« Les choses humaines », est-ce que le Goncourt des lycéens 2019 en vaut la peine ? Oui !

Titre : Les choses humaines
Autrice : Karine Tuil
Editions : Folio
Date de parution : 7 janvier 2021
Genre : Roman

Dans son dernier roman paru maintenant en poche, Karine Tuil nous dépeint la famille Farel, ou plutôt l’empire Farel : Jean le père, un journaliste politique volage et adulé ; Claire la mère, une féministe et essayiste très convoitée sur les plateaux, de 27 ans la cadette de son époux et Alexandre, le fils prometteur de 21 ans qui voit se profiler un avenir professionnel outre-Atlantique sans nuage. Cette famille évolue selon son pédigrée entre dîners mondains, séduction, connaissances haut placées, écoles prestigieuses, Légion d’honneur et même participation à Fort Boyard (quel veinard ce Jean!). Bref, la vie normale pour qui joue dans cette cour. Un acte va pourtant ébranler au plus haut point cette famille de pouvoir : une plainte pour viol.

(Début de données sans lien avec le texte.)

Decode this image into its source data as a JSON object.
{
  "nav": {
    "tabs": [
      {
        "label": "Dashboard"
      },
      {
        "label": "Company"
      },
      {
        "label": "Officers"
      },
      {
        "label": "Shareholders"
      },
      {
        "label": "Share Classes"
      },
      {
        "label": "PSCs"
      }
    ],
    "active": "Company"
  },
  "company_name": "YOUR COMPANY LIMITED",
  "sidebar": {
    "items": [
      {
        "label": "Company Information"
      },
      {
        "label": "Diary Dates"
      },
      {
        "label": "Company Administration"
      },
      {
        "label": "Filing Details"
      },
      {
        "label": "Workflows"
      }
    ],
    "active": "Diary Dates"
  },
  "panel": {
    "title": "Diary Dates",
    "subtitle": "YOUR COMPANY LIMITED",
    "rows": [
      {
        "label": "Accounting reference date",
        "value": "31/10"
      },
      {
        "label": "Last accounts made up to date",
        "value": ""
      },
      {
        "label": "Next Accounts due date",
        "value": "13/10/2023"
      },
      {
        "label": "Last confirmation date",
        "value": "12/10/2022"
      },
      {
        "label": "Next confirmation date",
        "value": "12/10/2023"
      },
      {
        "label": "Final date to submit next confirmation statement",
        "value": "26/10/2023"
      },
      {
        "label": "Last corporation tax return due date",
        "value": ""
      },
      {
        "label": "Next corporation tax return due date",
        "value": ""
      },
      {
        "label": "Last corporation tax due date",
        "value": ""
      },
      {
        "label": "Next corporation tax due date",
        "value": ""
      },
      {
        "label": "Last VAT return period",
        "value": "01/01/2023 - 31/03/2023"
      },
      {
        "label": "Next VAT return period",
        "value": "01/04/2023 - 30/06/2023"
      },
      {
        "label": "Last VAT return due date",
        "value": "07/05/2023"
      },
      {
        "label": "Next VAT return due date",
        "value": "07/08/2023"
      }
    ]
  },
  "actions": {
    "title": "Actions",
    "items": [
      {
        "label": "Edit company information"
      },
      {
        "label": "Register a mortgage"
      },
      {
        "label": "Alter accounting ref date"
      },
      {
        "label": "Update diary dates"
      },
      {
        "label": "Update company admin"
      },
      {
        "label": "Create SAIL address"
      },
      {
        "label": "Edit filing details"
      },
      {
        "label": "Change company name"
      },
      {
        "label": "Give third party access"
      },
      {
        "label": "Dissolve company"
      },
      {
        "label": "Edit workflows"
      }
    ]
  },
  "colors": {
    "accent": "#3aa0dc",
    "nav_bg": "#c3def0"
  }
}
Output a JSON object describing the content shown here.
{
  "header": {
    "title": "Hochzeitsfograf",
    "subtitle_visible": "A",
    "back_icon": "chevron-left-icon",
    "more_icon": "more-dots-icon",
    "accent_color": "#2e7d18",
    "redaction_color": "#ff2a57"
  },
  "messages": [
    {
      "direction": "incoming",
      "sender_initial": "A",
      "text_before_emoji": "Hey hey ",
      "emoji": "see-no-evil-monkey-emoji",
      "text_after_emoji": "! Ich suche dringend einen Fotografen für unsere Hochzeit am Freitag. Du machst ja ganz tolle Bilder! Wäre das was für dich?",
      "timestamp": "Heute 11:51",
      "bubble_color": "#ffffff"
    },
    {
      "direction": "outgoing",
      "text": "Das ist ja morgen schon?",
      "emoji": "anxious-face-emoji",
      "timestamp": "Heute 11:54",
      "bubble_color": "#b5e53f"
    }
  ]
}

L’action du roman se situant à l’époque de l’affaire Weinstein et de l’émergence du #MeToo, c’est un véritable coup de poing, un pavé dans la mare qui va éclabousser chaque membre de la famille et les plonger dans un engrenage judiciaire sur lequel ils n’ont pour une fois aucune prise.

Pas forcément sympathique du fait de son statut de privilégié au sein de la planète bling-bling mais aussi de ses comportements auto-centrés, le clan Farel nous est dévoilé au fil du roman et l’on découvre des personnages qui, sous leurs airs compétitifs et irréprochables, ne parviennent plus à dissimuler leurs faiblesses. Faiblesses qui, cependant, les humanisent. Et c’est là tout le talent de l’autrice qui nous déstabilise sans cesse en ciselant minutieusement le vécu et la personnalité de chacun. On change de camp régulièrement et notre empathie de lecteur nous pousse à réfléchir de façon la plus équitable possible tel un jury lors d’un procès.

Ce roman met en avant des notions de poids comme le consentement, la présomption d’innocence, la relation à l’image et aux réseaux sociaux mais aussi le pouvoir que ce soit dans la sphère professionnelle, sexuelle ou familiale. En somme, un véritable roman de notre époque qui s’est légitimement retrouvé parmi les romans en lice pour le Goncourt des lycéens en 2019.

Petit point amusant pour nous, lecteurs belges, de comparer le star-system du paysage audiovisuel français, bien décrit jusqu’au bout de ses tentacules impitoyables, au monde journalistique de notre plat pays qui semble, à priori, bien plus bonhomme et humain.

Vous l’aurez compris, le bien nommé Les choses humaines, est un roman que l’on conseille aussi bien aux parents qu’à leurs ados. Quant à Karine Tuil, chapeau pour être parvenue à concocter un cocktail savamment dosé d’addiction et de réflexion.